22 April 2010


What does the almost unpronounceable Icelandic name Eyjafjallajokull mean? It is geographically functional and simply means Island-Mountains-Glacier. It lies above coastal mountains that overlook some offshore islands. It is dwarfed by another volcano called Katla (Dragon) whose crater is approximately six miles in diameter. Yes - six miles!

I was lucky enough to visit Iceland in 1991 and saw Eyjafjallajokull with my own eyes as I travelled round that unique country. It is sometimes known as "The Land of Ice and Fire" and I vividly recall a day trip to Viti (Hell) which is another volcano in the north of the island with a vast lake in its sleeping crater. That day in June, a blizzard was blowing snow horizontally as I picked my way across a field of bubbling sulphurous mud pools - like boils bursting out of the planet's troubled core. It was at once enervating and unsettling - to be in the presence of such fundamental forces.

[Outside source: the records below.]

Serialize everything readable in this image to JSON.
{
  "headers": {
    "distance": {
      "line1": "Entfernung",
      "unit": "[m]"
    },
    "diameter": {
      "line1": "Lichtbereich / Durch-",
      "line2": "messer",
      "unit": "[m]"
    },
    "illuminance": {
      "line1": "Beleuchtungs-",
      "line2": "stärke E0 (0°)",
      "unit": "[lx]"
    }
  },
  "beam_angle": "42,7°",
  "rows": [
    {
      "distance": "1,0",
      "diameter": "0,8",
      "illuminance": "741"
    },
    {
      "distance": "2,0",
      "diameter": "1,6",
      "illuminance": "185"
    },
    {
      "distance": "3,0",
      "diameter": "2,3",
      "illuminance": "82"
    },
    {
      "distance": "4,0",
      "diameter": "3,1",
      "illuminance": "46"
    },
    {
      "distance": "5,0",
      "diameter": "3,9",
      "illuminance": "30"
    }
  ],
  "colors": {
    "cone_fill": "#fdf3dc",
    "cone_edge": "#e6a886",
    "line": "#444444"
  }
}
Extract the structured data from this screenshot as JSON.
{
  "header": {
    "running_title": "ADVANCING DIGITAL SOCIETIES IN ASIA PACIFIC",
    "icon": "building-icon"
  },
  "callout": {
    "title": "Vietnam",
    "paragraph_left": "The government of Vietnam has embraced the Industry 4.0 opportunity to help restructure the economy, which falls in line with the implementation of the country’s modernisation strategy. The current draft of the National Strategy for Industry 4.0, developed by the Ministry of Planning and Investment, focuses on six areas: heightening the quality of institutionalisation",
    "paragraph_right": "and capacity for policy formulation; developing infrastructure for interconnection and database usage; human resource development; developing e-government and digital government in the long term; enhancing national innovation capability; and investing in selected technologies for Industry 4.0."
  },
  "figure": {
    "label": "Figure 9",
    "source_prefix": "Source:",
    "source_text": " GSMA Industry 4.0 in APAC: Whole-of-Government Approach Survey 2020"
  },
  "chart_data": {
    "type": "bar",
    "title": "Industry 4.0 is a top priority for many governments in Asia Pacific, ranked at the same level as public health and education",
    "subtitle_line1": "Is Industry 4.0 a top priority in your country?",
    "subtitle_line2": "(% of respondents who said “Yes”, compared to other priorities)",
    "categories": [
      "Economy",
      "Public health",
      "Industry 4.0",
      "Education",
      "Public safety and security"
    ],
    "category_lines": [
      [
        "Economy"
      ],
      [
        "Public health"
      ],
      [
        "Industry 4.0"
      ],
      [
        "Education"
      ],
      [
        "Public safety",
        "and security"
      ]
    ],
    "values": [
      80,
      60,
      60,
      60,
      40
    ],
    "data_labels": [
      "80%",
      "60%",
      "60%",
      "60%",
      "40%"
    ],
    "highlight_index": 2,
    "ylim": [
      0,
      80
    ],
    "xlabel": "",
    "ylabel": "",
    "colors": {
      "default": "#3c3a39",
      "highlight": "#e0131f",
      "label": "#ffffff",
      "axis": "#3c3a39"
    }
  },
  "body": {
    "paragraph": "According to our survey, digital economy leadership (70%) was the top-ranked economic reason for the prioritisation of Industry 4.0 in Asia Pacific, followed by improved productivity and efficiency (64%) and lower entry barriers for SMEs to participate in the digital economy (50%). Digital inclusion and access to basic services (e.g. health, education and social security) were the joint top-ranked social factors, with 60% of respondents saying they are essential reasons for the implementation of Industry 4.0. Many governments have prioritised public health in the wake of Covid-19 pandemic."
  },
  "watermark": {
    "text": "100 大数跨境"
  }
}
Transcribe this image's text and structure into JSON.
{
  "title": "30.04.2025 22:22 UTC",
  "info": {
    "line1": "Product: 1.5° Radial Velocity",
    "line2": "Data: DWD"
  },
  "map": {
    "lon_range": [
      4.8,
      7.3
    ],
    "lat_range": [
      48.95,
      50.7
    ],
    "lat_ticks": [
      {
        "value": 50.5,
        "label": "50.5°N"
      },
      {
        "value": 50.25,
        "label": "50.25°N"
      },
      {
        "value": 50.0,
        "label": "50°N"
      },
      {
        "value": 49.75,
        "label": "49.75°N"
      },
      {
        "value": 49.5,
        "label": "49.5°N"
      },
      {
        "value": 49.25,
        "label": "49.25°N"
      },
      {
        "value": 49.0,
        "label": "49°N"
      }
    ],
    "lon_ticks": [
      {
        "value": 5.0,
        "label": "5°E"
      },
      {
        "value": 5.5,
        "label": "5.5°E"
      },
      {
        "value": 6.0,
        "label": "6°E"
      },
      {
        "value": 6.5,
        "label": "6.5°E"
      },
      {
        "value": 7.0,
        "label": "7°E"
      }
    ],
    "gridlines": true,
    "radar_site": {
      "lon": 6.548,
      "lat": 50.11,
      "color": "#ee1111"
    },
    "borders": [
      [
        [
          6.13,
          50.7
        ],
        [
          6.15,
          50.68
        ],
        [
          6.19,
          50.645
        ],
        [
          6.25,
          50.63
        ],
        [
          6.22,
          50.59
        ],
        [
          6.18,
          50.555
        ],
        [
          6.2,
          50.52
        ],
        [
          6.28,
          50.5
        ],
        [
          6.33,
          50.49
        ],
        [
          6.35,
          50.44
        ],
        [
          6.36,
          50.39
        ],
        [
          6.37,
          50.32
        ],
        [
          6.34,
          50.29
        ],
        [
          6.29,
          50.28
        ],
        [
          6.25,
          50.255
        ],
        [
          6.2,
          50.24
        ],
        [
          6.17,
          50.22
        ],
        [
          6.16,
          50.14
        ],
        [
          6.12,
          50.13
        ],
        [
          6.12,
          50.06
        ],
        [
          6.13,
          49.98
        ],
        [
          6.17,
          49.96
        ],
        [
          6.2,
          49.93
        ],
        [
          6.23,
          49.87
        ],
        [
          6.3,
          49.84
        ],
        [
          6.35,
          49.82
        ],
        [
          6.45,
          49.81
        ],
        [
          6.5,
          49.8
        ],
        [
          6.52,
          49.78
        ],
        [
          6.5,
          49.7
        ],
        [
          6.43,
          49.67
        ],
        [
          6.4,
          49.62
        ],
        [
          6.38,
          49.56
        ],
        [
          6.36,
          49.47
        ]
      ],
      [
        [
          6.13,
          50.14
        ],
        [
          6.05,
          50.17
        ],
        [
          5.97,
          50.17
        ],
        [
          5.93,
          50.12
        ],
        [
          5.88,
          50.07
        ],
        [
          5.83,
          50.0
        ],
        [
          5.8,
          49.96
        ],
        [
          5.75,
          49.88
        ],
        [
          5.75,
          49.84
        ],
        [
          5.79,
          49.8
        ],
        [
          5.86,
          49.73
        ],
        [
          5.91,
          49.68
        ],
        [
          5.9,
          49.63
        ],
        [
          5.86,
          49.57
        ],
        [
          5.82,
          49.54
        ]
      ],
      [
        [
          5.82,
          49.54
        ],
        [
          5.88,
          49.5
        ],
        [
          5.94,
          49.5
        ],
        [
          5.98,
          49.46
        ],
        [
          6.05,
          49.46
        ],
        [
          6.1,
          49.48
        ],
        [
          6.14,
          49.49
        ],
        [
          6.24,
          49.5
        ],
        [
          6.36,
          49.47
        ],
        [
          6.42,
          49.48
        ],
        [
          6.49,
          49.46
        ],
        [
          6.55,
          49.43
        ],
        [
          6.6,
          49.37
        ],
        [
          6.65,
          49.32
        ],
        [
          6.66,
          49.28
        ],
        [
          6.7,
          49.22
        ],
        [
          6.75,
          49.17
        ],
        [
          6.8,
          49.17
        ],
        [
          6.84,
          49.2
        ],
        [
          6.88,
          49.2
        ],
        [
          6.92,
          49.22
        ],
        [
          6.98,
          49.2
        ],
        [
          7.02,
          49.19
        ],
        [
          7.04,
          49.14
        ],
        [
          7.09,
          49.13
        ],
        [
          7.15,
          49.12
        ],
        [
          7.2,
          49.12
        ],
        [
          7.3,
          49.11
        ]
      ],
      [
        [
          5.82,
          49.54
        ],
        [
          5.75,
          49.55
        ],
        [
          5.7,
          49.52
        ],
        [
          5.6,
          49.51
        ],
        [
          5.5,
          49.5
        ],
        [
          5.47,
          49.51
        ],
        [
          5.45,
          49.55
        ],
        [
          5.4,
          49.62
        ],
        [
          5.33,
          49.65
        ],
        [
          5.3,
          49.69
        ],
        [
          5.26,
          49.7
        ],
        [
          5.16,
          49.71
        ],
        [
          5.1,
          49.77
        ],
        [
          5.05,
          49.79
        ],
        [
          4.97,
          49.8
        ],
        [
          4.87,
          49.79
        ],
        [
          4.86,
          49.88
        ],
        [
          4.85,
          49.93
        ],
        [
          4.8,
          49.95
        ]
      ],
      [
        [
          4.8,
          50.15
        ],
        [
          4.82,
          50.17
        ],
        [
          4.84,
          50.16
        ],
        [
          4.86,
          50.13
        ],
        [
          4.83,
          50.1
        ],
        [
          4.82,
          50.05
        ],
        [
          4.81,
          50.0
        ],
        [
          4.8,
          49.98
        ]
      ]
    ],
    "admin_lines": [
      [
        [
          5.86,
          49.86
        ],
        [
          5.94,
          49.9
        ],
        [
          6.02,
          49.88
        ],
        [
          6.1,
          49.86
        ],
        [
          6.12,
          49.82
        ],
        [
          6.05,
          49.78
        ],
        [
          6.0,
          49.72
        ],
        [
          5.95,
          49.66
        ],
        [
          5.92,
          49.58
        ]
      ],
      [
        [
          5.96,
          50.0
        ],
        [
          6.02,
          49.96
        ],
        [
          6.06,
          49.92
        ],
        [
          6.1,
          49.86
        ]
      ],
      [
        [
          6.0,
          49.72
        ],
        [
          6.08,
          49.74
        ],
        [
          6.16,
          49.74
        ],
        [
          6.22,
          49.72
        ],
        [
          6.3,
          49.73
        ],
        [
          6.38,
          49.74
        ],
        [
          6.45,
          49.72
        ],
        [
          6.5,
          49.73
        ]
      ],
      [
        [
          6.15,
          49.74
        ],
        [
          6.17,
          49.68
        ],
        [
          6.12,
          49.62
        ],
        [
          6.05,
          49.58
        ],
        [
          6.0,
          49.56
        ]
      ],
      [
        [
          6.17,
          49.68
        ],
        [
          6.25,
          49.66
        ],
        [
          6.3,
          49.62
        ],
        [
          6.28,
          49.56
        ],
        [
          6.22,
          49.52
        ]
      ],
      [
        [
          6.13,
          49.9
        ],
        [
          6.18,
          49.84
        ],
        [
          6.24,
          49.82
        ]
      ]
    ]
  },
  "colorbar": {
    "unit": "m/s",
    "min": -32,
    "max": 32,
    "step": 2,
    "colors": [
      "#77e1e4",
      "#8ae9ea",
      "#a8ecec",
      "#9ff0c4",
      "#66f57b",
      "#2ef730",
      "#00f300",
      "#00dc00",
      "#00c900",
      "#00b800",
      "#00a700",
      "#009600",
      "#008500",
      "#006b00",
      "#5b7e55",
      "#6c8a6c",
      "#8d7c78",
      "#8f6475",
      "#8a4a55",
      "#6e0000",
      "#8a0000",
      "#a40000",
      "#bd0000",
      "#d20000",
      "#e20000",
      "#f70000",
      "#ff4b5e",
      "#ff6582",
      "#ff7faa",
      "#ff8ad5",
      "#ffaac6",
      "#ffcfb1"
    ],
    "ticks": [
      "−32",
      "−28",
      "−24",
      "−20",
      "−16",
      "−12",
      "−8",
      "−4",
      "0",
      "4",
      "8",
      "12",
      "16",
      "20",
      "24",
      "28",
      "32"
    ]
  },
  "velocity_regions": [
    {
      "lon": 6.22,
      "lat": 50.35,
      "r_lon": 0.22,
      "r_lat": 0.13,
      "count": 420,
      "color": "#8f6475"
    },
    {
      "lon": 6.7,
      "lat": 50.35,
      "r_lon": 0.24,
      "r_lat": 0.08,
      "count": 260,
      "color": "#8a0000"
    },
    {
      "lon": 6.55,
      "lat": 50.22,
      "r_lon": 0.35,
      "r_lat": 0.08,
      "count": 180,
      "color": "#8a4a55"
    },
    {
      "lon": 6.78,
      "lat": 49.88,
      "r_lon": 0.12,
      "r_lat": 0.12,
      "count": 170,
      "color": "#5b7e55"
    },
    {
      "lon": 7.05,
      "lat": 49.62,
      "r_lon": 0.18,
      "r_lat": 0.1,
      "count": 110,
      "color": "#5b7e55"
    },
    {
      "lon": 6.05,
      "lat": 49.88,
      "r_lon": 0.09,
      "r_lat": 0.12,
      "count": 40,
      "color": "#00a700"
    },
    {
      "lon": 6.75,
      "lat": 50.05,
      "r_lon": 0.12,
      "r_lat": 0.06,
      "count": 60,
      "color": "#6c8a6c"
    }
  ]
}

In the centre of the island, it felt as if I was travelling across the surface of the moon - vast lava fields coloured pathetically by tundra lichen. With a guide and half a dozen other visitors, I came to an escarpment that ranged from the northern horizon to the south. Here you could see very clearly where two continental plates are ripping themselves apart - the Mid-Atlantic Ridge. We crept into a huge cavern under that escarpment and saw a lake of steaming hot water. I remember the guide telling us that when he was a boy he used to swim in this lake but by 1991 swimming would have been impossible - boiling vegetables would have been easy.

European aviation authorities have revised their attitude to Eyjafjallajokull's belching of volcanic dust. All of a sudden, caution has been thrown to the wind and aeroplanes may fly following a week of cancellations. Money has spoken. But if we see just one death, one aeroplane brought down then those authorities will have hell to pay.

Historically, when Eyjafjallajokull grumbles, Katla roars a short while later. This would be like jumping on a chair because a mouse is on the loose, only to discover that a herd of wilderbeest are preparing to thunder through the neighbourhood.

We arrogant human beings with our certainties and and our logic sometime imagine that we are masters of this planet as we plunder the forests and the oceans, destroy other creatures, dig minerals from the crust, dam rivers, build skyscrapers, jabber on TV screens - but we are not masters - we are servants, serfs, simpletons. Eyjafjallajokull reminds us that Nature with its elemental forces is the true Master of the Universe.


  1. Been traveling that same journey of thought myself this last week YP. In fact, a group of us have formulated an art work based on the dichotomy...
    Great post.

  2. Elizabeth6:53 am

    What a great post, YP. Wow, it must have been amazing to see these things. Love the image with the people in silhouette. x

  3. What an amazing place to visit. You are brave to do it.
    Hope the volcano holds off till we fly home on the 2nd May!
    Helsie from Helsie's Happenings

  4. It's amazing that so much of what makes our wonderful Earth what it is are the natural events that range from the truly catastrophic to the very inconvenient. I think of us not so much as servants but as long-term guests. I do wish that as a species, we were more considerate guests.

    I enjoy reading about your travels, past and present. Thank you.